Big-name companies are responding to the trend. In May 2005, Cadbury Schweppes Plc CBRY.L acquired the Green & Black’s brand, and Hershey Co. (HSY.N) bought Dagoba in October 2006, both for undisclosed amounts.
Russell Stover, known for selling boxes of chocolate in drugstores, has even entered the game, with its new organic Belgian milk and 60 percent solid dark organic chocolate going on sale at Target Corp. (TGT.N) stores in June.
But while organics are often associated with health, chocolate is seen as an indulgence. Organic chocolate, like most other organic foods, generally costs at least $1 more per 1.75-ounce bar (49.6 grams) than its nonorganic counterparts. A nonorganic bar that size can cost less than $1.
Jacobowitz, however, believes chocolate is a product people are willing to pay more for because they perceive it as “a treat, an affordable luxury.”
Elaine Lipson, organic program director at New Hope Natural Media and author of “The Organic Foods Sourcebook,” agrees that price differential is not always a barrier.
“You’re already treating yourself, so you might as well treat yourself even more,” Lipson said.
According to Jacobowitz, baby boomers, now mostly in their 40s and 50s, comprise the core group of organic chocolate consumers, followed by 25-to-34-year-olds.
“Natural food consumers are demanding it,” said Katrina Markoff, founder of Vosges Haut Chocolat, a Chicago-based boutique chocolatier. “Amongst certain groups, this is a no-brainer.”

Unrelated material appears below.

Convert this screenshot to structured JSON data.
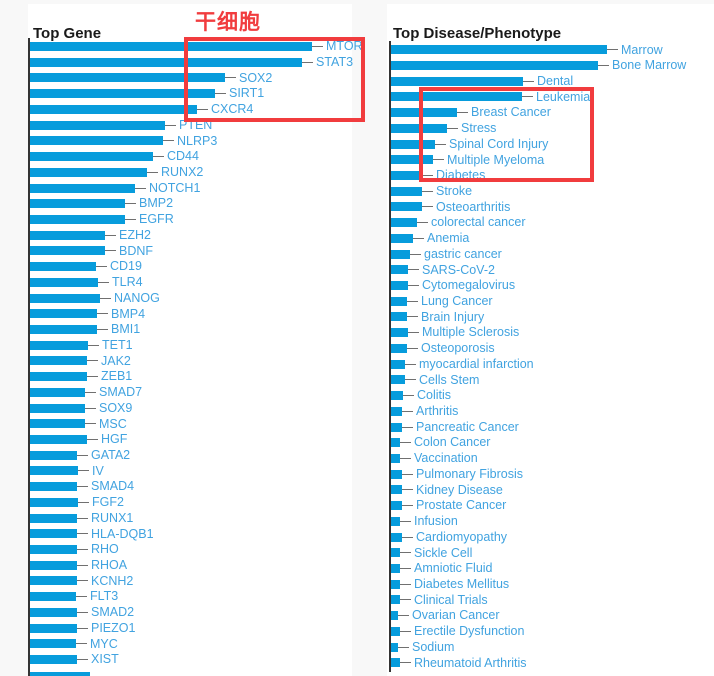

Markoff’s Chicago production facility was recently certified as organic. She hopes for 80 percent of her product line to be organic by the end of 2008.

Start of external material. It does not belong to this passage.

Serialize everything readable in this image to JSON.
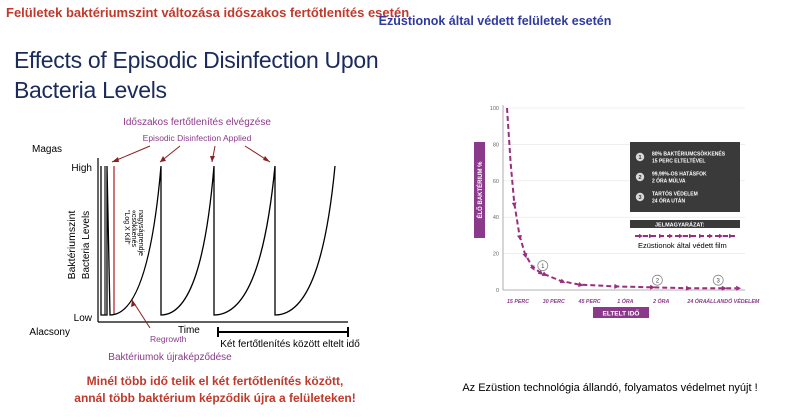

“Most people forget that chocolate comes from an agricultural product,” said Melissa Schweisguth, spokeswoman for Dagoba.
Lipson believes organic chocolate has become viable not only for small, artisanal producers but for mass marketers as well.
With its new organic line, Russell Stover is moving into a higher-end market. Its organic line costs about 30 percent more than its traditional offerings.
“We’re seeing that the consumers most passionate about organic indulgence are also those who are most interested in a premium product,” said Mark Sesler, a Russell Stover spokesman.
How’s Russell Stover’s organic line selling?
“It’s meeting its need. It’s not our best-selling product, but it’s certainly holding its own, justifying its position on the shelves,” Sesler said.
Russell Stover hopes to show that organic choices can be found in places besides Whole Foods.
“It’s not just the natural stores that can sell a good amount of organic chocolate,” Sesler said.